In England, New Zealand, Australia and the countries of the West Indies, women shoot hoops a bit differently than they do in the U.S.  This game is called netball, in which two teams made up of seven players face off on a court with the common goal to shoot as many balls through the ring as possible. 

Although the movements of the game mimic those of basketball, it stands out with unique positions and rules that imply dribbling the ball is not allowed, the ball can only be held for three seconds when it is being passed, and it has to be released before the foot that was raised when the ball was caught touches the ground. Netball can be played indoors and outdoors, but why not catch some sun while crushing your opponent?


Thanks to England, once again verdant pastures and alleyways across the globe have played host to cricket matches since the 16th century. Like many games that require a bat and ball, the goal for the batsman is to hit the ball as far as possible to land a four or six or run to score points.  But to win the game is not that simple, with quirky jargon like “leg before wickets,” “bowler,” and “stumps” invented seemingly to trip up newcomers.

As two teams of 11 players hit the field, a coin is tossed to determine which will bat first.  With two batsman placed on each side of the cricket field, the bowler’s (thrower) mission is to get them out by hitting the wickets (wooden stumps placed on each side of the pitch) or if one of his teammates (fielders) catches the hit ball before it lands on the floor.  If the ball is hit at a reasonable distance, the two batsmen run up and down the field, landing at the wickets to accrue points.
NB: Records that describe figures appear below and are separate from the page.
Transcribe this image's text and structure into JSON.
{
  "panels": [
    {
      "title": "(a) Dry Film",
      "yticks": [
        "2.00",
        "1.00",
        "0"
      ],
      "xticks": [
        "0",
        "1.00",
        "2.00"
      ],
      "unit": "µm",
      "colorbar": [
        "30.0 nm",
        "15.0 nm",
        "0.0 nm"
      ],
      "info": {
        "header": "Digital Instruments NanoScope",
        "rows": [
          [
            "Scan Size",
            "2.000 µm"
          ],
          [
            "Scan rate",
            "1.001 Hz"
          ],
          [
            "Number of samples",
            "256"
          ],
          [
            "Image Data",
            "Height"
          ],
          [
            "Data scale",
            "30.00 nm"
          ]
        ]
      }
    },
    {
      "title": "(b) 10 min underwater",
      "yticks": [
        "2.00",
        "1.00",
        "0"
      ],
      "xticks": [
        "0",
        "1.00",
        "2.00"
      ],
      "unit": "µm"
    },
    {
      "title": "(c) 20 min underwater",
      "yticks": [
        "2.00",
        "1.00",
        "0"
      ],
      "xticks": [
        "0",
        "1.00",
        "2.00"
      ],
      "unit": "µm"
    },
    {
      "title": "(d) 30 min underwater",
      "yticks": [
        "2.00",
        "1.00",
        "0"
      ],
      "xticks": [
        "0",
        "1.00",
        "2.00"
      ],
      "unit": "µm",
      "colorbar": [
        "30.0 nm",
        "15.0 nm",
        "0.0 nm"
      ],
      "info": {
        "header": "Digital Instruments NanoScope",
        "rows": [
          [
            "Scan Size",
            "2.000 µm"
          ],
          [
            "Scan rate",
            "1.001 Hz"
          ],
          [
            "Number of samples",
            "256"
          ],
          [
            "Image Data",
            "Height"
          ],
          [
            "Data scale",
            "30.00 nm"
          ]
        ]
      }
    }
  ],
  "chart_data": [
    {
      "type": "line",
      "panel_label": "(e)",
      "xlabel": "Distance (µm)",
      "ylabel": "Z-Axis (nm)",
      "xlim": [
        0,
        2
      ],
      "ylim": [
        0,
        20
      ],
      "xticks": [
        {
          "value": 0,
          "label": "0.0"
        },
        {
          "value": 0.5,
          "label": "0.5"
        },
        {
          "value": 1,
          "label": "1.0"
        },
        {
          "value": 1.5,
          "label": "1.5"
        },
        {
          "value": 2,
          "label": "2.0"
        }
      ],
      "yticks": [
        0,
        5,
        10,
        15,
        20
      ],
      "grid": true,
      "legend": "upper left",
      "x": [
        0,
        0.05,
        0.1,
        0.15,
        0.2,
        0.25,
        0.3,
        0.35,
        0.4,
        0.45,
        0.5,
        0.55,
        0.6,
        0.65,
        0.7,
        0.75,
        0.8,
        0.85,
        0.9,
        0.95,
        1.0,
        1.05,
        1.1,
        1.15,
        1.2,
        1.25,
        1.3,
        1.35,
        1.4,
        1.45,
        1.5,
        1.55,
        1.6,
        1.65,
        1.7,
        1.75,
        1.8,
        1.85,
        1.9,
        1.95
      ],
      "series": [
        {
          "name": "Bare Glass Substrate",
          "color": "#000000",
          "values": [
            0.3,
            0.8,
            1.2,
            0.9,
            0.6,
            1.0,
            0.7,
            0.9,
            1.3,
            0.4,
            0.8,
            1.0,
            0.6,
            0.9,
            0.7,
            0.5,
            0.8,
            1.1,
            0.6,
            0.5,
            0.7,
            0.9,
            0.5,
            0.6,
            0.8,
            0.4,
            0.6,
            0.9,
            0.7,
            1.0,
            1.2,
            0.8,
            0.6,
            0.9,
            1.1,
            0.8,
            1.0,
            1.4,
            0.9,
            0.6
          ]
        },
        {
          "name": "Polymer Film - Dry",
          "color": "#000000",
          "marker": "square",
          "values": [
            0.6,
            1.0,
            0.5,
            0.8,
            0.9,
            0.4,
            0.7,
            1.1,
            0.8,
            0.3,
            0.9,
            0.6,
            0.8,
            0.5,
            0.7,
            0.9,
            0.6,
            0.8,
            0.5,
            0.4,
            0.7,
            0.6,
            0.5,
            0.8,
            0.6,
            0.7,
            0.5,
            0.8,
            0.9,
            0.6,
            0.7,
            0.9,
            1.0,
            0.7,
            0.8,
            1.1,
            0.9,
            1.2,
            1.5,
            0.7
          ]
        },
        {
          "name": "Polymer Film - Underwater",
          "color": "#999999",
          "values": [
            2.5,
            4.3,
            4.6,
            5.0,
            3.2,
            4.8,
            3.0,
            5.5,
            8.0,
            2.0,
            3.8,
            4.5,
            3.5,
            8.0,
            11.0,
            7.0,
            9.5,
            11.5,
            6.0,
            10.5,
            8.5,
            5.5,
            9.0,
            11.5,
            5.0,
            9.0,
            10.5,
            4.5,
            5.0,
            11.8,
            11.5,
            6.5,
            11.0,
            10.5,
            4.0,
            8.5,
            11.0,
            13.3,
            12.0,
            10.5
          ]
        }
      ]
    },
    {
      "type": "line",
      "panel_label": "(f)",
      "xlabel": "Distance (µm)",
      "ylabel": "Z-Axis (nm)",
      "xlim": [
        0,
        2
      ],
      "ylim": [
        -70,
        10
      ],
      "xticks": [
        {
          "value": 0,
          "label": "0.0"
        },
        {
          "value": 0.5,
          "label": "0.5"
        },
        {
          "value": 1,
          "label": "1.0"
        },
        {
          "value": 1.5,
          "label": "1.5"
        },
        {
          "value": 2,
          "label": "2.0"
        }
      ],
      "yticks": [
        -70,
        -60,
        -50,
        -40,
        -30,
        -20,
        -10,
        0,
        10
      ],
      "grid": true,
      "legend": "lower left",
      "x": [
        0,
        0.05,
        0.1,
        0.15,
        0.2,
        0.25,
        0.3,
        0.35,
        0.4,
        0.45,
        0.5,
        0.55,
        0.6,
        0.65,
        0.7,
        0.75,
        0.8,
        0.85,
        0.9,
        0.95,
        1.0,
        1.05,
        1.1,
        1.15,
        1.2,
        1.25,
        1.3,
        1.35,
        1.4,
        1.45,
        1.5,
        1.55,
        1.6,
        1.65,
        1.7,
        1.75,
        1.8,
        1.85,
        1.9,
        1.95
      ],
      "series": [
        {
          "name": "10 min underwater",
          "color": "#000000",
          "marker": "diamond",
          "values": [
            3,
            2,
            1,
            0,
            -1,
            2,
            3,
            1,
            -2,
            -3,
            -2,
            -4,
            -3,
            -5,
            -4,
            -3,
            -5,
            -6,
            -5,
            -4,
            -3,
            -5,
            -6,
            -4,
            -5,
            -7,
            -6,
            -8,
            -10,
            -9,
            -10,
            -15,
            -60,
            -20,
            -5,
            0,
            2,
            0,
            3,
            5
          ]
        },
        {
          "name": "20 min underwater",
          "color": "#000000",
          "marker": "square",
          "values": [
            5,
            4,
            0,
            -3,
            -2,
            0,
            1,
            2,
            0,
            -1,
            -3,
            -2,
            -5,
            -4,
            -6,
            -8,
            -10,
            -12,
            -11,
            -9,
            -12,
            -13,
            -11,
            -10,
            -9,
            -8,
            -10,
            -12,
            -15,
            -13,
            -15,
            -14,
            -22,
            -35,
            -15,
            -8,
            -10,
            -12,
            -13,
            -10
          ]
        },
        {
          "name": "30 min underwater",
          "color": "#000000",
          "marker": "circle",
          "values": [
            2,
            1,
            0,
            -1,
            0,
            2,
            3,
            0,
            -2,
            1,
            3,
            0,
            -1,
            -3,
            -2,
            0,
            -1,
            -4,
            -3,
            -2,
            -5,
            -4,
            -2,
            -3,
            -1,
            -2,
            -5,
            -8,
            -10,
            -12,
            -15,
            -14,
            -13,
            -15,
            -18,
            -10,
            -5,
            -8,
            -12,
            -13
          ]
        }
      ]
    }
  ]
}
The game carries on until all of the batsmen are out, at which point the teams switch positions. 


Like most sports, korfball was solely created to be a fun activity for kids. But the game took an unconventional turn in the Netherlands when its Dutch inventor, Nico Broekhuysen, decided that each team should include both sexes. As a result, korfball stirred plenty of negative attention but over time it created a stance of equality that few sports have yet to accomplish.

Generally, two teams of eight either consisting of all women or four men and four women, congregate on a korfball court, but only players of the same sex can duel against each other.  And like basketball, the goal is to shoot the ball an elevated basket; however, korfball is also similar to netball since no dribbling is allowed, the ball must be passed once it is caught, and the player who is in possession of the ball can only move one foot while the other stays firmly planted on the ground when passing or shooting it.


What do you do when there’s a ban on football?  You create your own game that doesn’t violate the restrictions already placed on the sport. This was the bright idea of Octavio de Moraes when he invented footvolley in Brazil in 1965.

As its name suggests, footvolley incorporates the rules of football and volleyball by ditching the green field for sand. Typically, two teams of two players attempt to kick or head-butt the soccer-like ball over the net in order to score points. 


It may seem a bit strange to take your love for hockey underwater, but in England, Canada and in other parts of the world this aquatic sport is worth getting completely soaked.  Octopush emerged during the 1950s when divers were tired of the humdrum of swimming in pools; so with a few cautionary rules added, including being able to control one’s breathing while successfully maneuvering the puck and deciding when best to come up from air, it officially became a popular aerobic practice.

Each team can have up to 10 members but only six members of each team are allowed to be in the water for the match.  If you’re willing to ditch the ice skates, helmet and jersey for a snorkel and fins, octopush could be your new favorite activity.